Was ist die GCLID und warum ist sie so wichtig für dein Conversion Tracking?
Die GCLID (Google Click Identifier) ist ein Parameter, den Google Ads automatisch an deine URL anhängt, wenn jemand auf deine Anzeige klickt. Dieser Parameter verbindet den Klick mit der späteren Conversion in deinem Konto. Ohne GCLID funktioniert dein Conversion Tracking nicht und Smart Bidding kann nicht richtig optimieren. Seit den Apple-Privacy-Änderungen gibt es mit GBRAID und WBRAID zwei zusätzliche Parameter, die auf iOS-Geräten zum Einsatz kommen.
Was ist die GCLID in Google Ads?
Die GCLID (Google Click Identifier) ist eine eindeutige Kennung, die Google bei jedem Klick auf eine Anzeige generiert. Sie wird als Parameter an die Ziel-URL angehängt – zum Beispiel www.deine-seite.de/?gclid=EAIaIQobChM... – und ermöglicht Google Ads, diesen einzelnen Klick einer späteren Conversion zuzuordnen. Die GCLID wird durch die Auto-Tagging-Funktion in Google Ads erzeugt und funktioniert nur, wenn Auto-Tagging aktiviert ist.
Wenn du eine Google Ads-Kampagne schaltest und jemand auf deine Anzeige klickt, passiert im Hintergrund etwas Entscheidendes: Google hängt automatisch einen langen, kryptischen Parameter an die URL deiner Zielseite an. Dieser Parameter ist die GCLID.
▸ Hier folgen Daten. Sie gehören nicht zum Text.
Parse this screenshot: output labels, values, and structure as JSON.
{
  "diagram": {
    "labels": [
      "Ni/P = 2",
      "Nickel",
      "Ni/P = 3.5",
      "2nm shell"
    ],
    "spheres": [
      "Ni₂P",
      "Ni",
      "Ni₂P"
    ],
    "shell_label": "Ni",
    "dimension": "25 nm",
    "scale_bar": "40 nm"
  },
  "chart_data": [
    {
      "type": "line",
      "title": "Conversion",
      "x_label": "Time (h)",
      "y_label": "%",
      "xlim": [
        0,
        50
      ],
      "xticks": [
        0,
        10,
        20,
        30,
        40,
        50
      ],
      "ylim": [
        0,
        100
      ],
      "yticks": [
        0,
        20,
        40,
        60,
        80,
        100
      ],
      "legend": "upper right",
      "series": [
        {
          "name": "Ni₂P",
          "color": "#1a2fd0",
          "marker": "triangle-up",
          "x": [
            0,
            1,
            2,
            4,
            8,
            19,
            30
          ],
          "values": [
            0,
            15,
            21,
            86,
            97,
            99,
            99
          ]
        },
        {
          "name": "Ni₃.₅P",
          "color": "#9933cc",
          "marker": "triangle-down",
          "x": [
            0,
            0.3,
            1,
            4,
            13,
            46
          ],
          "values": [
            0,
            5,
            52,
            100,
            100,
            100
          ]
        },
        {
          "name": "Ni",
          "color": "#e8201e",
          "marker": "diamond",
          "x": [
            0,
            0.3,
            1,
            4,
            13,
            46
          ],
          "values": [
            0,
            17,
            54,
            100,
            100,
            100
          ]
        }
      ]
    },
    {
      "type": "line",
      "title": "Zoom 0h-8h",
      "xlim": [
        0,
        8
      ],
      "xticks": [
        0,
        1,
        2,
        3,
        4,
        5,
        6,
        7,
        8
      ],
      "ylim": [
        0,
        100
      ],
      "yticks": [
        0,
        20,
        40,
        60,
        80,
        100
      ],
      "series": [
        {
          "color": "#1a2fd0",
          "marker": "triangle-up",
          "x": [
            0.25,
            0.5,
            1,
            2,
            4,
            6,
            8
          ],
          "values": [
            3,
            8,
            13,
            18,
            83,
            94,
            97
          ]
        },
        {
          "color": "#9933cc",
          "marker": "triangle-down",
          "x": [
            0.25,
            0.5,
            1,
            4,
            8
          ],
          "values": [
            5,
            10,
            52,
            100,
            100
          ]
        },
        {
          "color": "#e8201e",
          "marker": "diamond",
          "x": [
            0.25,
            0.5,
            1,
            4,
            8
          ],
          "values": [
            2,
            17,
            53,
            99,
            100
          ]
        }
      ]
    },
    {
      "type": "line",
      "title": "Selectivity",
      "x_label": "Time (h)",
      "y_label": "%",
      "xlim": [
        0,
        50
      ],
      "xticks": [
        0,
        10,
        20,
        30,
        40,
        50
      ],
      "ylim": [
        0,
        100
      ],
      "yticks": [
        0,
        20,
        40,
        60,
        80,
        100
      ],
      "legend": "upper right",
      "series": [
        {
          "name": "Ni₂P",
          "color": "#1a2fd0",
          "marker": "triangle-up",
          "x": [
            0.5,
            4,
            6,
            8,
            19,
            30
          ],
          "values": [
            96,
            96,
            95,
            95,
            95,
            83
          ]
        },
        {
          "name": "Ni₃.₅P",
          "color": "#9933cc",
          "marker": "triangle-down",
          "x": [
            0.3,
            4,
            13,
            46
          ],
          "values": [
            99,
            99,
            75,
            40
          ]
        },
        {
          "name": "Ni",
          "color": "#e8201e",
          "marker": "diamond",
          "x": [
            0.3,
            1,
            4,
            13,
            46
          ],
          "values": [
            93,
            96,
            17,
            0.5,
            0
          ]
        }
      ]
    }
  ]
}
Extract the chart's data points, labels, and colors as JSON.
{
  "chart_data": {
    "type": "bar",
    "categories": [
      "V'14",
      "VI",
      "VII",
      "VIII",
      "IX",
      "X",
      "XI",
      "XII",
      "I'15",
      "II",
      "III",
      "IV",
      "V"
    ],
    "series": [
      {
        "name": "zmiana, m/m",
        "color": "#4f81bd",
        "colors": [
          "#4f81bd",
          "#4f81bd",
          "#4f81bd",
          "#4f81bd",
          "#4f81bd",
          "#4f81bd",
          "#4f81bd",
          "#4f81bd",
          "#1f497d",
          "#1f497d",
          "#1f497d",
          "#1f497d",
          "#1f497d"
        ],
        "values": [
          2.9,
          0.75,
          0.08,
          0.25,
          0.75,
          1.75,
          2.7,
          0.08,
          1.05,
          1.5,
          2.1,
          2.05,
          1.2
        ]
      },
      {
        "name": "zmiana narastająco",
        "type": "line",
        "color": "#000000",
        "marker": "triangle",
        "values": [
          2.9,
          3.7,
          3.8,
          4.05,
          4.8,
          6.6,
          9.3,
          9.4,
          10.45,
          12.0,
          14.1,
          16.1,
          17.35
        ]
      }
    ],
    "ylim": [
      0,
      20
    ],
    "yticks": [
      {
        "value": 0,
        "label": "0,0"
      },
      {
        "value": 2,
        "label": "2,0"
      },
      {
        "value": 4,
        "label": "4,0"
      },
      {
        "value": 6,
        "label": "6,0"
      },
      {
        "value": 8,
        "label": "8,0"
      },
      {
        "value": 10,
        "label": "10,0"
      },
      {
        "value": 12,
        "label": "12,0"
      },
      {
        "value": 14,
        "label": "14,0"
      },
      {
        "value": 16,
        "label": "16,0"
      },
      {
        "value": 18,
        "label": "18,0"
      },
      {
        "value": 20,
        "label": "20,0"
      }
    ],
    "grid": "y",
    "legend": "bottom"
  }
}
Für den Nutzer ist die GCLID praktisch unsichtbar. Er bemerkt lediglich, dass die URL in der Browserleiste etwas länger aussieht als gewöhnlich. Für dich als Werbetreibender ist sie aber unverzichtbar, denn sie ist das Bindeglied zwischen dem Klick auf die Anzeige und allem, was danach passiert – ob der Nutzer anruft, ein Formular abschickt oder einen Kauf tätigt.
Ohne die GCLID wüsstest du nur, dass jemand auf deine Anzeige geklickt hat. Du wüsstest aber nicht, ob aus diesem Klick auch eine Anfrage oder ein Auftrag geworden ist. Und genau diese Information ist es, die den Unterschied macht zwischen blindem Geldausgeben und gezieltem Werben.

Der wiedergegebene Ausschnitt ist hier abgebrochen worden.